Researchers at the University of Tampere have successfully developed a novel fiber optic design that enables the generation of rainbow laser light in the electromagnetic region of molecular fingerprints. This new optical fiber with a self-cleaning beam can help develop applications for, for example, tagging pollutants, diagnosing cancer, monitoring the environment and controlling food. The finding was published in the journal Communication Nature.
When an ultrashort, high-power light pulse interacts with a material such as a glass optical fiber, a range of highly nonlinear interactions occur that cause complex changes in the temporal and spectral properties of the injected light. When taken to extremes, such interactions can lead to the generation of a rainbow laser of light commonly referred to as a supercontinuum light source. Since its first demonstration in a special type of optical fiber in 2000, supercontinuum laser light has revolutionized many fields of science, ranging from metrology and imaging at unprecedented resolution to ultra-wideband remote sensing and even sensing. of exoplanets.
The current bottleneck with current supercontinuum sources, however, is that they are based on optical fibers that support a single transverse intensity profile or mode, which inherently limits their optical power. Additionally, conventional optical fibers are made of silica glass with transmission limited to the visible and near infrared region of the spectrum. The extension of supercontinuum light to other wavelength regimes such as mid-infrared requires optical fibers made of so-called soft glasses, but these have a lower damage threshold than silica, further limiting the power of the supercontinuum beam.
Silica-free optical fiber with a self-cleaning beam
Recently, a different type of optical fiber with a refractive index that varies continuously through the fiber structure has been shown to produce a dramatic increase in supercontinuum power, while preserving a smooth beam intensity profile. “Variation in the refractive index of these graded-index optical fibers leads to periodic focusing and defocusing of light within the fiber that allows coupling between spatial nonlinear light-matter interactions and time. This leads to a self-cleaning mechanism that produces supercontinuum light with high power and a clean beam profile. In addition to their many applications, they also provide a means to study fundamental physical effects such as wave turbulence,” explains Professor Goëry Genty, head of the research group at the University of Tampere.
Although these fibers have recently attracted the attention of the research community, their use has until now been limited to the visible and near infrared. In collaboration with the group of Prs. Buczynski and Klimczak at the University of Warsaw (Poland) and the group of Prof. Dudley at the University of Burgundy France-Comté (France), the Tampere team demonstrated for the first time the generation of a two-octave supercontinuum from visible to mid-infrared in a silica-free gradient index fiber with a self-cleaning beam.

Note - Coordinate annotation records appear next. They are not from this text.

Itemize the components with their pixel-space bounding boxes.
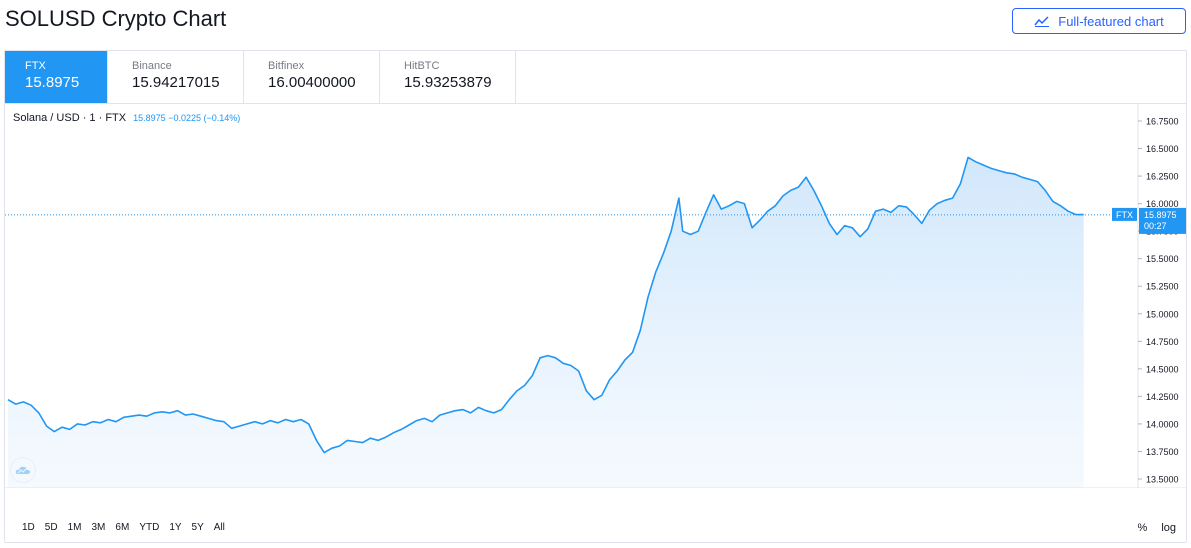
y-tick-label: 16.7500 — [1146, 117, 1179, 127]
y-tick-label: 16.5000 — [1146, 144, 1179, 154]
tab-hitbtc[interactable]: HitBTC 15.93253879 — [380, 51, 516, 103]
timeframe-all[interactable]: All — [213, 522, 225, 533]
price-tag-box — [1139, 207, 1186, 234]
tab-divider — [5, 103, 1186, 104]
tab-binance[interactable]: Binance 15.94217015 — [108, 51, 244, 103]
timeframe-3m[interactable]: 3M — [91, 522, 106, 533]
chart-legend: Solana / USD · 1 · FTX 15.8975 −0.0225 (… — [13, 112, 240, 124]
tab-exchange-name: FTX — [25, 60, 46, 72]
price-tag-countdown: 00:27 — [1144, 221, 1167, 231]
percent-scale-toggle[interactable]: % — [1137, 522, 1148, 534]
exchange-tag-box — [1112, 207, 1137, 221]
page-title: SOLUSD Crypto Chart — [5, 6, 227, 31]
y-tick-label: 13.5000 — [1146, 475, 1179, 485]
y-tick-label: 15.5000 — [1146, 254, 1179, 264]
price-chart[interactable]: 16.750016.500016.250016.000015.750015.50… — [5, 103, 1186, 488]
full-featured-chart-label: Full-featured chart — [1058, 13, 1164, 29]
y-tick-label: 14.2500 — [1146, 392, 1179, 402]
chart-line-icon — [1034, 16, 1050, 27]
tab-exchange-price: 16.00400000 — [268, 74, 356, 91]
timeframe-ytd[interactable]: YTD — [139, 522, 160, 533]
tab-exchange-name: Bitfinex — [268, 60, 305, 72]
legend-values: 15.8975 −0.0225 (−0.14%) — [133, 113, 241, 123]
y-tick-label: 14.5000 — [1146, 364, 1179, 374]
tab-exchange-name: HitBTC — [404, 60, 440, 72]
timeframe-5y[interactable]: 5Y — [191, 522, 204, 533]
exchange-tabs: FTX 15.8975 Binance 15.94217015 Bitfinex… — [5, 51, 516, 103]
exchange-tag-label: FTX — [1116, 210, 1133, 220]
full-featured-chart-button[interactable]: Full-featured chart — [1012, 8, 1186, 34]
timeframe-6m[interactable]: 6M — [115, 522, 130, 533]
y-tick-label: 14.0000 — [1146, 419, 1179, 429]
tab-bitfinex[interactable]: Bitfinex 16.00400000 — [244, 51, 380, 103]
series-area-fill — [8, 157, 1084, 488]
log-scale-toggle[interactable]: log — [1161, 522, 1176, 534]
tab-exchange-price: 15.94217015 — [132, 74, 220, 91]
tab-exchange-price: 15.93253879 — [404, 74, 492, 91]
y-tick-label: 13.7500 — [1146, 447, 1179, 457]
tab-exchange-price: 15.8975 — [25, 74, 80, 91]
y-tick-label: 14.7500 — [1146, 337, 1179, 347]
tab-exchange-name: Binance — [132, 60, 172, 72]
y-tick-label: 16.0000 — [1146, 199, 1179, 209]
price-tag-value: 15.8975 — [1144, 210, 1177, 220]
y-tick-label: 15.0000 — [1146, 309, 1179, 319]
timeframe-5d[interactable]: 5D — [44, 522, 58, 533]
timeframe-bar: 1D 5D 1M 3M 6M YTD 1Y 5Y All — [17, 522, 230, 533]
tab-ftx[interactable]: FTX 15.8975 — [5, 51, 108, 103]
legend-symbol: Solana / USD · 1 · FTX — [13, 112, 127, 124]
series-line — [7, 156, 1084, 454]
y-tick-label: 16.2500 — [1146, 172, 1179, 182]
timeframe-1d[interactable]: 1D — [22, 522, 35, 533]
timeframe-1y[interactable]: 1Y — [169, 522, 182, 533]
y-tick-label: 15.2500 — [1146, 282, 1179, 292]
timeframe-1m[interactable]: 1M — [67, 522, 82, 533]
scale-controls: % log — [1138, 522, 1176, 534]
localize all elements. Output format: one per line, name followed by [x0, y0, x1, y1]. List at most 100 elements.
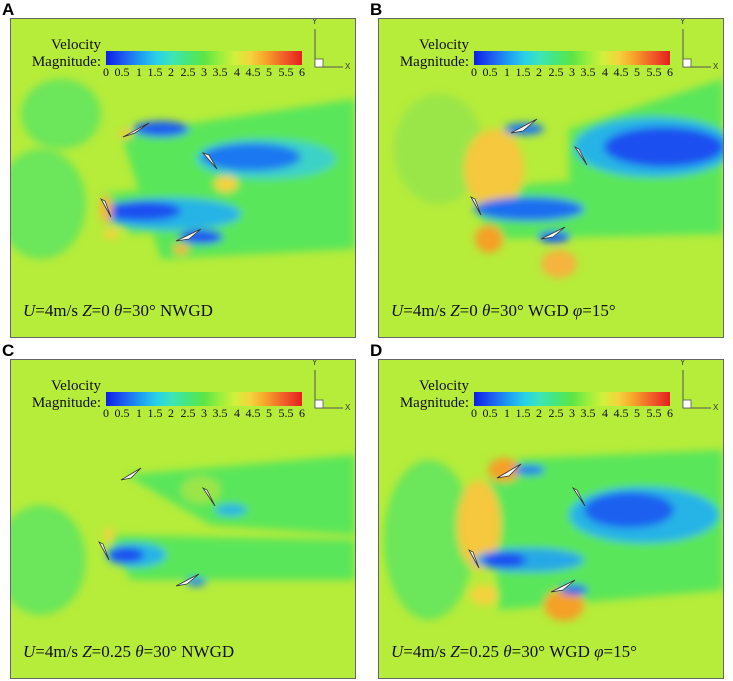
tick-label: 2.5 — [548, 65, 564, 79]
tick-label: 2.5 — [180, 65, 196, 79]
caption-phi-symbol: φ — [572, 301, 583, 320]
caption-theta-value: =30° WGD — [490, 301, 573, 320]
caption-z-symbol: Z — [450, 301, 460, 320]
colorbar-ticks: 0 0.5 1 1.5 2 2.5 3 3.5 4 4.5 5 5.5 6 — [471, 65, 673, 79]
tick-label: 3.5 — [212, 65, 228, 79]
tick-label: 6 — [299, 65, 305, 79]
tick-label: 6 — [667, 65, 673, 79]
colorbar — [474, 51, 670, 65]
caption-u-value: =4m/s — [35, 642, 83, 661]
coordinate-axes: Y X — [309, 360, 351, 414]
tick-label: 6 — [667, 406, 673, 420]
tick-label: 4 — [234, 65, 240, 79]
panel-d: D — [368, 341, 724, 679]
axis-x-label: X — [345, 62, 351, 71]
panel-caption: U=4m/s Z=0.25 θ=30° WGD φ=15° — [391, 642, 637, 662]
tick-label: 4.5 — [245, 406, 261, 420]
legend-title: Velocity Magnitude: — [11, 37, 101, 71]
coordinate-axes: Y X — [309, 19, 351, 73]
tick-label: 4 — [602, 65, 608, 79]
caption-theta-symbol: θ — [135, 642, 144, 661]
caption-phi-value: =15° — [582, 301, 616, 320]
tick-label: 0.5 — [114, 65, 130, 79]
legend-title-line1: Velocity — [51, 378, 101, 394]
tick-label: 3.5 — [212, 406, 228, 420]
panel-letter: B — [370, 0, 383, 19]
colorbar — [106, 51, 302, 65]
colorbar-ticks: 0 0.5 1 1.5 2 2.5 3 3.5 4 4.5 5 5.5 6 — [103, 406, 305, 420]
colorbar — [106, 392, 302, 406]
tick-label: 2 — [536, 65, 542, 79]
caption-z-value: =0 — [459, 301, 482, 320]
colorbar-ticks: 0 0.5 1 1.5 2 2.5 3 3.5 4 4.5 5 5.5 6 — [103, 65, 305, 79]
caption-u-value: =4m/s — [403, 301, 451, 320]
caption-theta-value: =30° NWGD — [143, 642, 235, 661]
axis-x-label: X — [713, 403, 719, 412]
caption-u-value: =4m/s — [35, 301, 83, 320]
tick-label: 1.5 — [515, 65, 531, 79]
caption-u-symbol: U — [23, 642, 36, 661]
coordinate-axes: Y X — [677, 360, 719, 414]
velocity-contour-plot: Velocity Magnitude: 0 0.5 1 1.5 2 2.5 3 … — [10, 359, 356, 679]
panel-letter: C — [2, 341, 15, 360]
tick-label: 0.5 — [482, 65, 498, 79]
legend-title-line1: Velocity — [419, 37, 469, 53]
caption-z-value: =0.25 — [91, 642, 136, 661]
legend-title-line1: Velocity — [419, 378, 469, 394]
tick-label: 2 — [536, 406, 542, 420]
tick-label: 1.5 — [147, 65, 163, 79]
flow-field — [11, 19, 355, 337]
legend-title: Velocity Magnitude: — [11, 378, 101, 412]
tick-label: 1 — [504, 406, 510, 420]
axis-y-label: Y — [680, 18, 686, 26]
tick-label: 4.5 — [613, 65, 629, 79]
velocity-contour-plot: Velocity Magnitude: 0 0.5 1 1.5 2 2.5 3 … — [378, 18, 724, 338]
tick-label: 5.5 — [646, 406, 662, 420]
flow-field — [379, 19, 723, 337]
caption-phi-value: =15° — [603, 642, 637, 661]
legend-title: Velocity Magnitude: — [379, 37, 469, 71]
tick-label: 4.5 — [613, 406, 629, 420]
tick-label: 1.5 — [147, 406, 163, 420]
tick-label: 2.5 — [180, 406, 196, 420]
tick-label: 1 — [136, 406, 142, 420]
caption-u-symbol: U — [391, 642, 404, 661]
tick-label: 3 — [569, 65, 575, 79]
caption-theta-value: =30° NWGD — [122, 301, 213, 320]
tick-label: 4 — [602, 406, 608, 420]
tick-label: 3.5 — [580, 65, 596, 79]
tick-label: 0.5 — [114, 406, 130, 420]
tick-label: 0.5 — [482, 406, 498, 420]
velocity-contour-plot: Velocity Magnitude: 0 0.5 1 1.5 2 2.5 3 … — [378, 359, 724, 679]
flow-field — [379, 360, 723, 678]
legend-title-line2: Magnitude: — [399, 54, 469, 70]
tick-label: 1 — [136, 65, 142, 79]
velocity-contour-plot: Velocity Magnitude: 0 0.5 1 1.5 2 2.5 3 … — [10, 18, 356, 338]
panel-caption: U=4m/s Z=0 θ=30° WGD φ=15° — [391, 301, 616, 321]
caption-z-symbol: Z — [82, 301, 92, 320]
legend-title-line2: Magnitude: — [31, 54, 101, 70]
tick-label: 5.5 — [278, 65, 294, 79]
coordinate-axes: Y X — [677, 19, 719, 73]
colorbar-ticks: 0 0.5 1 1.5 2 2.5 3 3.5 4 4.5 5 5.5 6 — [471, 406, 673, 420]
legend-title-line2: Magnitude: — [31, 395, 101, 411]
tick-label: 5 — [266, 65, 272, 79]
caption-z-value: =0.25 — [459, 642, 504, 661]
tick-label: 6 — [299, 406, 305, 420]
panel-letter: A — [2, 0, 15, 19]
tick-label: 5.5 — [278, 406, 294, 420]
tick-label: 2 — [168, 65, 174, 79]
tick-label: 5 — [634, 406, 640, 420]
axis-x-label: X — [345, 403, 351, 412]
tick-label: 5.5 — [646, 65, 662, 79]
panel-c: C Velocity — [0, 341, 356, 679]
tick-label: 5 — [634, 65, 640, 79]
tick-label: 5 — [266, 406, 272, 420]
panel-caption: U=4m/s Z=0 θ=30° NWGD — [23, 301, 213, 321]
tick-label: 2.5 — [548, 406, 564, 420]
tick-label: 0 — [103, 65, 109, 79]
tick-label: 1 — [504, 65, 510, 79]
axis-x-label: X — [713, 62, 719, 71]
caption-theta-symbol: θ — [114, 301, 123, 320]
caption-u-value: =4m/s — [403, 642, 451, 661]
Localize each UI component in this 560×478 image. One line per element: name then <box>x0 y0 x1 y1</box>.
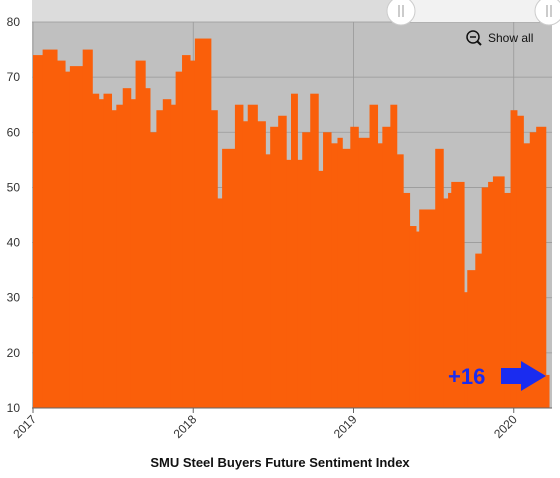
show-all-button[interactable]: Show all <box>466 30 533 46</box>
step-bar <box>331 143 338 409</box>
step-bar <box>481 187 489 408</box>
step-bar <box>92 93 100 408</box>
y-tick-label: 30 <box>7 291 21 305</box>
step-bar <box>529 132 537 409</box>
step-bar <box>451 181 465 408</box>
step-bar <box>337 137 343 409</box>
step-bar <box>369 104 379 408</box>
step-bar <box>475 253 483 408</box>
step-bar <box>194 38 212 409</box>
step-bar <box>278 115 287 408</box>
step-bar <box>382 126 391 409</box>
step-bar <box>342 148 351 409</box>
step-bar <box>82 49 93 408</box>
chart-title: SMU Steel Buyers Future Sentiment Index <box>150 455 410 470</box>
step-bar <box>297 159 303 408</box>
step-bar <box>65 71 71 408</box>
step-bar <box>265 154 271 408</box>
step-bar <box>435 148 444 409</box>
step-bar <box>504 192 512 408</box>
step-bar <box>257 121 266 408</box>
step-bar <box>270 126 279 409</box>
y-tick-label: 20 <box>7 346 21 360</box>
step-bar <box>145 88 151 409</box>
step-bar <box>286 159 292 408</box>
step-bar <box>492 176 505 408</box>
step-bar <box>390 104 398 408</box>
step-bar <box>182 55 191 408</box>
step-bar <box>291 93 298 408</box>
step-bar <box>111 110 117 408</box>
step-bar <box>247 104 258 408</box>
step-bar <box>510 110 518 408</box>
step-bar <box>57 60 66 408</box>
step-bar <box>448 192 452 408</box>
y-tick-label: 50 <box>7 180 21 194</box>
step-bar <box>419 209 436 408</box>
step-bar <box>175 71 183 408</box>
step-bar <box>170 104 177 408</box>
step-bar <box>516 115 524 408</box>
step-bar <box>122 88 132 409</box>
step-bar <box>135 60 146 408</box>
step-bar <box>103 93 113 408</box>
step-bar <box>222 148 236 409</box>
x-tick-label: 2020 <box>491 412 520 441</box>
x-tick-label: 2019 <box>331 412 360 441</box>
navigator-slider[interactable] <box>386 0 560 26</box>
step-bar <box>318 170 324 408</box>
x-tick-label: 2018 <box>171 412 200 441</box>
step-bar <box>358 137 371 409</box>
step-bar <box>396 154 404 408</box>
step-bar <box>536 126 547 409</box>
y-tick-label: 40 <box>7 236 21 250</box>
y-tick-label: 10 <box>7 401 21 415</box>
step-bar <box>302 132 311 409</box>
step-bar <box>415 231 420 408</box>
y-tick-label: 60 <box>7 125 21 139</box>
step-bar <box>234 104 244 408</box>
step-bar <box>403 192 411 408</box>
step-bar <box>116 104 124 408</box>
step-bar <box>409 226 417 408</box>
step-bar <box>377 143 383 409</box>
annotation: +16 <box>448 364 485 389</box>
step-bar <box>217 198 223 408</box>
step-bar <box>69 66 84 408</box>
step-bar <box>130 99 137 408</box>
step-bar <box>190 60 196 408</box>
step-bar <box>464 292 468 408</box>
step-bar <box>323 132 332 409</box>
y-tick-label: 80 <box>7 15 21 29</box>
x-tick-label: 2017 <box>10 412 39 441</box>
step-bar <box>467 270 476 408</box>
step-bar <box>42 49 58 408</box>
step-bar <box>310 93 319 408</box>
y-tick-label: 70 <box>7 70 21 84</box>
step-bar <box>98 99 105 408</box>
show-all-label[interactable]: Show all <box>488 31 533 45</box>
step-bar <box>350 126 359 409</box>
step-bar <box>156 110 164 408</box>
step-bar <box>162 99 172 408</box>
annotation-arrow <box>501 361 546 391</box>
step-bar <box>242 121 249 408</box>
step-bar <box>443 198 449 408</box>
step-bar <box>488 181 494 408</box>
step-bar <box>33 55 44 408</box>
step-bar <box>149 132 157 409</box>
step-bar <box>545 374 550 408</box>
step-bar <box>523 143 531 409</box>
step-bar <box>210 110 218 408</box>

“This problem has now been solved by using a particular design that uses two types of lead-bismuth-gallate glass rods with different refractive indices drawn to give a nanostructured core. The result is a gradient-index fiber with a effective parabolic refractive index profile with transmission down to the mid-infrared and, icing on the cake, enhanced nonlinear light-matter interactions,” says researcher Zahra Eslami.
Great potential in diagnostics and monitoring
The mid-infrared is of crucial interest because it contains the characteristic vibrational transitions of many important molecules.
“The new solution will lead to more efficient mid-infrared supercontinuum light sources with many potential applications, e.g. for pollutant labeling, cancer diagnosis, machine vision, environmental monitoring, quality and control. food,” says Genty.
The researchers predict that this new type of fiber will very soon become an important and standard material for the generation of broadband sources and frequency combs.
The research was conducted at the University of Tampere and at the Flagship Academy of Finland for Photonics Research and Innovation (PREIN).